International trade specialists will offer their insights into the greatest opportunities for U.S. providers of water and wastewater products and services in the coming years. WWEMA will also be entering into a Memorandum of Understanding with the U.S. Department of Commerce's International Trade Administration during this year's event as further evidence of the growing importance that exports will have on the viability of our industry.

Our 30th Washington Forum will also be taking an in-depth look at what some view as a facilitator for growth, and others as an impediment to growth, that being the EPA-sponsored Environmental Technology Verification Program. This program continues to expand its reach into all water and wastewater product sectors and could play a critical role in getting any products specified for water security-related applications.
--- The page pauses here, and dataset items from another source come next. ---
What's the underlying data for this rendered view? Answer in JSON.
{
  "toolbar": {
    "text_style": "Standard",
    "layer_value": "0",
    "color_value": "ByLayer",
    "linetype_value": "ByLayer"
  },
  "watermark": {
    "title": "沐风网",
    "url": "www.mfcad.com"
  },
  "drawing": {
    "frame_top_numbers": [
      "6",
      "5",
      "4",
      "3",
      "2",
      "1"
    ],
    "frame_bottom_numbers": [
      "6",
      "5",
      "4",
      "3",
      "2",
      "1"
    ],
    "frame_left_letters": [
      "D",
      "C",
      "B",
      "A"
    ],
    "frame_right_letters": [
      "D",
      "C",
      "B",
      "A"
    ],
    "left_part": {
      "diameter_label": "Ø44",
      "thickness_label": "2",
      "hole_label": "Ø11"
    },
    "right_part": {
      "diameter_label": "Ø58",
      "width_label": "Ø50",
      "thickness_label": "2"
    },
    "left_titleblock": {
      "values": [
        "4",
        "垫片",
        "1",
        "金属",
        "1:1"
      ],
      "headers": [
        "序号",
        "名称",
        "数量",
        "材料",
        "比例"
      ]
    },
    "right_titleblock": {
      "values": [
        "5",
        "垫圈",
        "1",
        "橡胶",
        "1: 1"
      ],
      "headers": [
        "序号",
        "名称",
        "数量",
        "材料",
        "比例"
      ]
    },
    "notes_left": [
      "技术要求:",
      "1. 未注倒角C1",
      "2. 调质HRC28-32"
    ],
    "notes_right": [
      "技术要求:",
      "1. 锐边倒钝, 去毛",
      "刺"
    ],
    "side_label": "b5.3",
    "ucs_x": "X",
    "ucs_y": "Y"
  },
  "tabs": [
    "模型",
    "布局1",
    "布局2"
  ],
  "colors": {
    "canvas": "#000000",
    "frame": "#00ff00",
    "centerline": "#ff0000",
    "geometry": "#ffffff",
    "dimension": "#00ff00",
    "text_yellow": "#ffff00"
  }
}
A session will be devoted at this year's Forum to understanding the genesis of this program, what is driving its development, and whether it will prove to be a "boon or bust"' in advancing the state of technology in the water and wastewater industry.

In reviewing the program from WWEMA's 1st Washington Forum held in 1973, it is interesting to note that many of the drivers that impact us now are no different than those that consumed our attention 30 years ago: funding, legislation and regulations, technology development and foreign trade. What has changed is the depth of knowledge we have acquired as an industry to resolve yesterday's problems, meet today's challenges and anticipate tomorrow's needs as stewards of the environment. WWEMA's Washington Forum provides our members the knowledge base from which to better serve their municipal and industrial clients.


About the author: Dawn Kristof is President of the Water and Wastewater Equipment Manufacturers Association. WWEMA was established as a national trade organization in 1908 and represents the interests of the nation's leading producers of water and wastewater technologies used in municipal and industrial applications worldwide.